Scuola, sindacato CUB: servono più docenti e classi meno affollate

( Riceviamo e pubblichiamo): « Servono subito più docenti e classi meno affollate ». E’ questa la richiesta del sindacato CUB Scuola di Trapani per evitare la diffusione nelle aule di contagi da virus Sars-Cov-2. « Aver fatto credere che il green pass nella scuola avesse potuto risolvere i problemi di sicurezza, è stato un inganno del governo nei confronti dei cittadini e dei genitori. In Italia, infatti, nonostante l’obbligo del green pass, sono alcune centinaia le classi e diverse migliaia gli alunni che sono già in DAD ». Tanto denuncia la segreteria del sindacato CUB Scuola della provincia di Trapani.

« Ciò perché – come è ormai scientificamente ammesso – anche il personale scolastico vaccinato contro questo maledetto virus può contagiarsi e contagiare e quindi la loro è una protezione tanto più inconsistente quanto più si allontana la data dell’inoculazione del farmaco anti-Covid », spiega il sindacato.

Se fosse vero, inoltre – come dichiarato dal capo del governo italiano Mario Draghi ad inizio settembre -, che « la scuola in presenza è sempre stata la priorità di questo governo », il Consiglio dei Ministri si sarebbe dovuto impegnare per assumere altro personale scolastico consentendo la formazione di classi meno affollate.
« E’ il distanziamento, infatti, assieme all’areazione dei locali e all’igiene, a rappresentare al momento l’unica vera sicura prevenzione rispetto al contagio! », prosegue il rappresentante del CUB Scuola. « Invece – denuncia il sindacato autonomo – il ministro dell’istruzione, l’economista Patrizio Bianchi, come i suoi predecessori dei governi Conte, non ha mai modificato le norme esistenti¹, e vecchie 13 anni, che consentono di ammassare fino a 30 alunni in una classe »!

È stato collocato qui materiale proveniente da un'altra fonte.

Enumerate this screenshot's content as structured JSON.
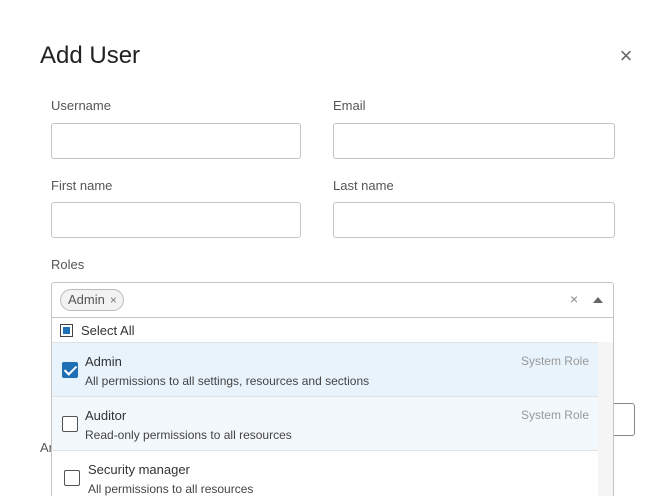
{
  "dialog": {
    "title": "Add User",
    "close_glyph": "×"
  },
  "form": {
    "username": {
      "label": "Username",
      "value": ""
    },
    "email": {
      "label": "Email",
      "value": ""
    },
    "first_name": {
      "label": "First name",
      "value": ""
    },
    "last_name": {
      "label": "Last name",
      "value": ""
    },
    "roles": {
      "label": "Roles",
      "selected_chips": [
        "Admin"
      ],
      "chip_remove_glyph": "×",
      "clear_glyph": "×",
      "select_all_label": "Select All",
      "options": [
        {
          "name": "Admin",
          "description": "All permissions to all settings, resources and sections",
          "tag": "System Role",
          "checked": true
        },
        {
          "name": "Auditor",
          "description": "Read-only permissions to all resources",
          "tag": "System Role",
          "checked": false
        },
        {
          "name": "Security manager",
          "description": "All permissions to all resources",
          "tag": "",
          "checked": false
        }
      ]
    }
  },
  "background": {
    "partial_text": "Ar"
  },
  "colors": {
    "accent": "#1f6fb5",
    "selected_row": "#e8f3fb"
  }
}
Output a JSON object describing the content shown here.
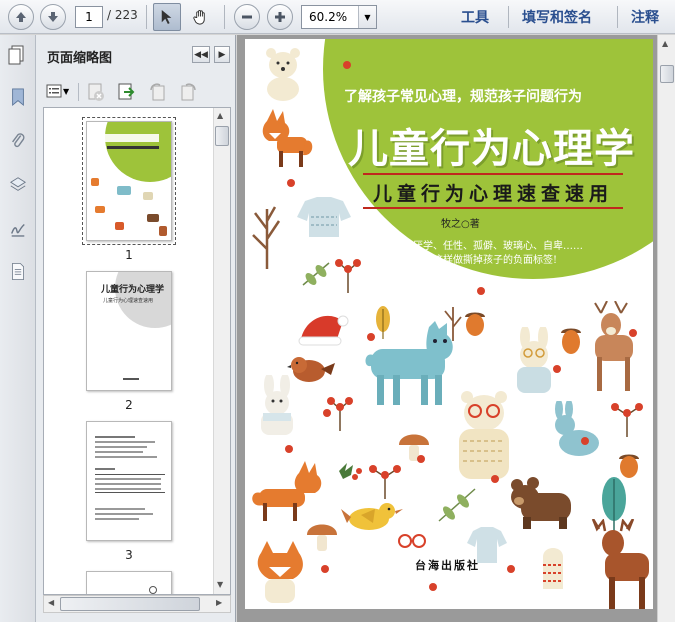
{
  "toolbar": {
    "page_current": "1",
    "page_total": "/ 223",
    "zoom": "60.2%",
    "menu": [
      "工具",
      "填写和签名",
      "注释"
    ]
  },
  "panel": {
    "title": "页面缩略图",
    "thumbnails": [
      {
        "number": "1"
      },
      {
        "number": "2"
      },
      {
        "number": "3"
      }
    ]
  },
  "cover": {
    "subtitle": "了解孩子常见心理，规范孩子问题行为",
    "title": "儿童行为心理学",
    "band": "儿童行为心理速查速用",
    "author": "牧之○著",
    "tagline_1": "厌学、任性、孤僻、玻璃心、自卑……",
    "tagline_2": "这样做撕掉孩子的负面标签!",
    "publisher": "台海出版社"
  },
  "thumb2": {
    "title": "儿童行为心理学",
    "band": "儿童行为心理速查速用"
  },
  "colors": {
    "accent_green": "#9ec33a",
    "menu_text": "#2a4f8f",
    "band_red": "#c0281e"
  }
}
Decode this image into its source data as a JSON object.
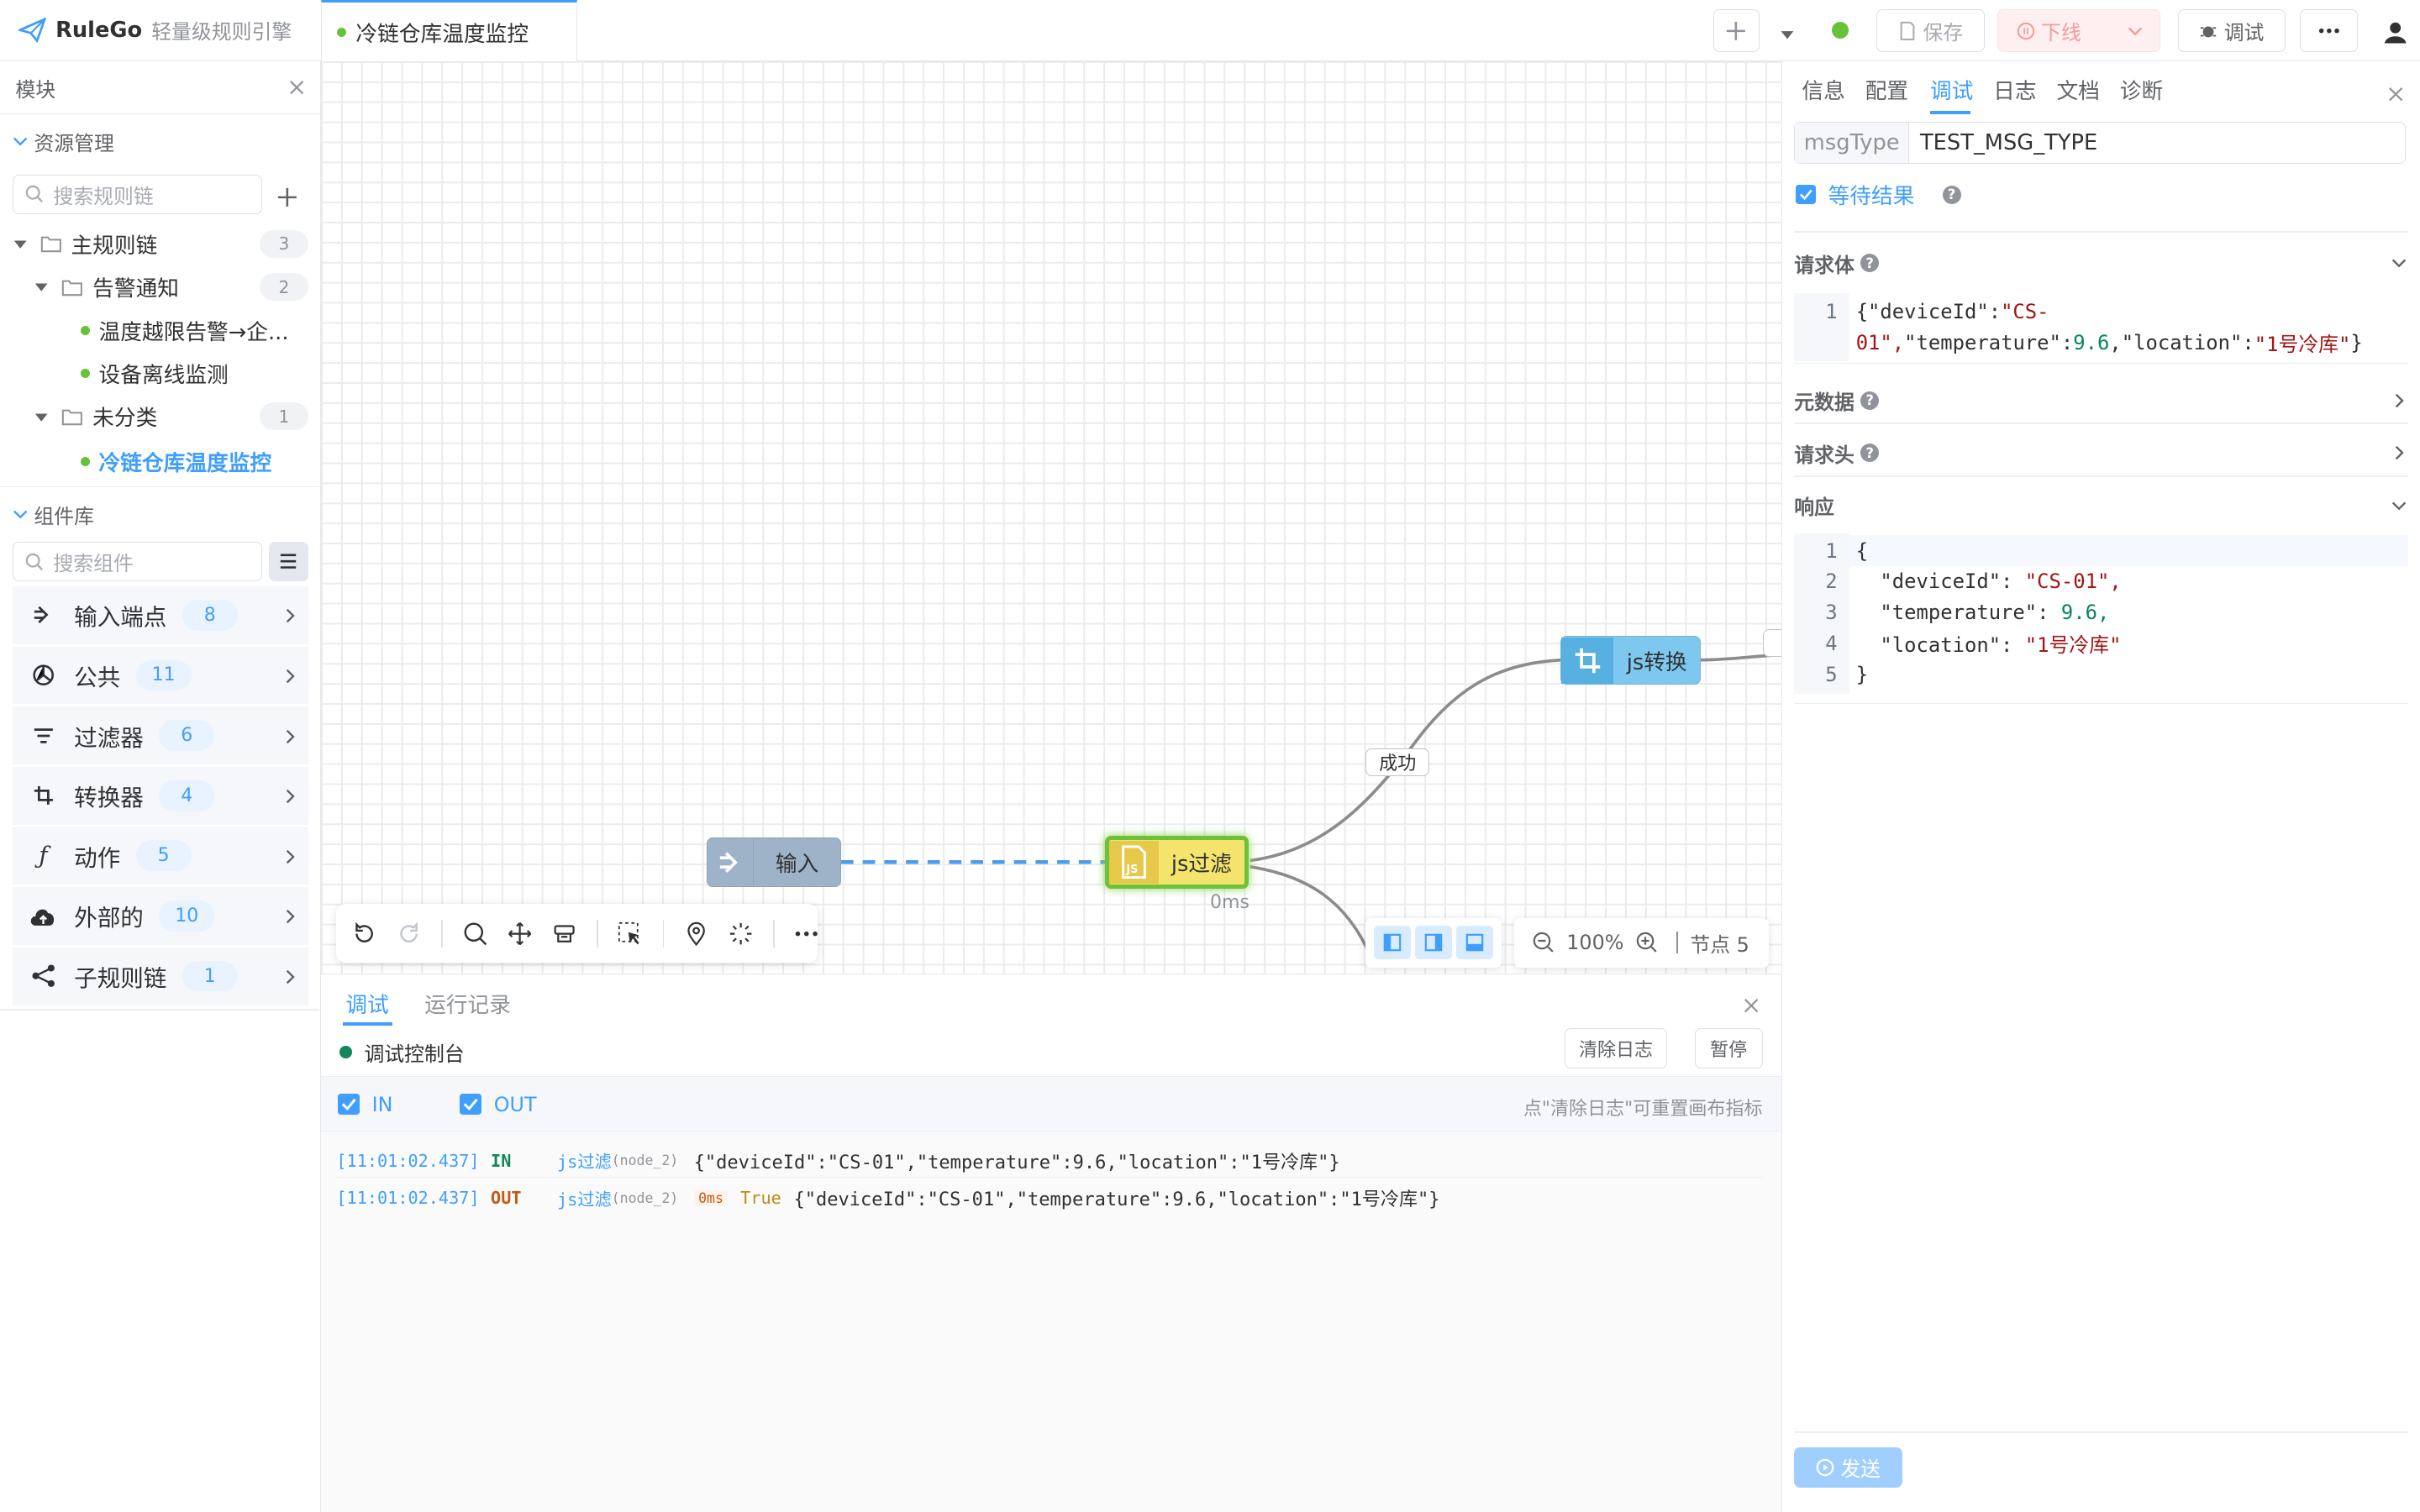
{
  "app": {
    "brand": "RuleGo",
    "subtitle": "轻量级规则引擎"
  },
  "tab": {
    "title": "冷链仓库温度监控"
  },
  "toolbar": {
    "save": "保存",
    "offline": "下线",
    "debug": "调试"
  },
  "left": {
    "header": "模块",
    "resource_section": "资源管理",
    "search_chain_placeholder": "搜索规则链",
    "tree": [
      {
        "label": "主规则链",
        "count": "3"
      },
      {
        "label": "告警通知",
        "count": "2"
      },
      {
        "label": "温度越限告警→企..."
      },
      {
        "label": "设备离线监测"
      },
      {
        "label": "未分类",
        "count": "1"
      },
      {
        "label": "冷链仓库温度监控"
      }
    ],
    "component_section": "组件库",
    "search_component_placeholder": "搜索组件",
    "components": [
      {
        "label": "输入端点",
        "count": "8",
        "icon": "input-endpoint-icon"
      },
      {
        "label": "公共",
        "count": "11",
        "icon": "common-icon"
      },
      {
        "label": "过滤器",
        "count": "6",
        "icon": "filter-icon"
      },
      {
        "label": "转换器",
        "count": "4",
        "icon": "transform-icon"
      },
      {
        "label": "动作",
        "count": "5",
        "icon": "function-icon"
      },
      {
        "label": "外部的",
        "count": "10",
        "icon": "cloud-upload-icon"
      },
      {
        "label": "子规则链",
        "count": "1",
        "icon": "share-icon"
      }
    ]
  },
  "canvas": {
    "nodes": {
      "input": "输入",
      "js_filter": "js过滤",
      "js_transform": "js转换"
    },
    "edge_label": "成功",
    "timing": "0ms",
    "zoom": "100%",
    "node_count": "节点 5"
  },
  "debug": {
    "tabs": [
      "调试",
      "运行记录"
    ],
    "console_title": "调试控制台",
    "clear_log": "清除日志",
    "pause": "暂停",
    "filter_in": "IN",
    "filter_out": "OUT",
    "hint": "点\"清除日志\"可重置画布指标",
    "logs": [
      {
        "time": "[11:01:02.437]",
        "dir": "IN",
        "node": "js过滤",
        "node_id": "(node_2)",
        "ms": "",
        "result": "",
        "payload": "{\"deviceId\":\"CS-01\",\"temperature\":9.6,\"location\":\"1号冷库\"}"
      },
      {
        "time": "[11:01:02.437]",
        "dir": "OUT",
        "node": "js过滤",
        "node_id": "(node_2)",
        "ms": "0ms",
        "result": "True",
        "payload": "{\"deviceId\":\"CS-01\",\"temperature\":9.6,\"location\":\"1号冷库\"}"
      }
    ]
  },
  "right": {
    "tabs": [
      "信息",
      "配置",
      "调试",
      "日志",
      "文档",
      "诊断"
    ],
    "active_tab": "调试",
    "msgtype_label": "msgType",
    "msgtype_value": "TEST_MSG_TYPE",
    "wait_result": "等待结果",
    "request_body_label": "请求体",
    "request_body": {
      "line1a": "{\"deviceId\":\"CS-",
      "line1b": "01\",\"temperature\":9.6,\"location\":\"1号冷库\"}"
    },
    "metadata_label": "元数据",
    "headers_label": "请求头",
    "response_label": "响应",
    "response_lines": [
      "{",
      "  \"deviceId\": \"CS-01\",",
      "  \"temperature\": 9.6,",
      "  \"location\": \"1号冷库\"",
      "}"
    ],
    "send": "发送"
  },
  "colors": {
    "accent": "#409eff",
    "success": "#67c23a",
    "danger": "#f56c6c",
    "filter_node": "#f4e46b",
    "transform_node": "#7ec8ef",
    "input_node": "#9fb3c8"
  }
}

« L’aver imposto il tampone a pagamento ogni 48 ore quella parte del personale scolastico che non ha chiesto il trattamento sanitario della vaccinazione, peraltro facoltativa e volontaria, in sostanza, si è rivelato un flop! Una maniera, per il governo, di indicare un nemico ( il prof “no vax” ) sulle cui spalle scaricare le invece proprie responsabilità e incapacità. Un “nemico”, i docenti, che però è lo stesso che, lo scorso anno, con grande spirito di adattamento e sacrificio personale e familiare, han pur sempre garantito un servizio agli studenti e alle loro famiglie », afferma ancora il CUB Scuola.

« E’ giunto il momento – conclude il sindacato autonomo – che i Dirigenti Scolastici e gli USR, smettendo l’abito di “passacarte” edisemplici burocrati loro cucito addosso dal ministero, denuncino anch’essi l’impossibilità di garantire il diritto allo studio e la sicurezza con classi affollate da 20-30 alunni ».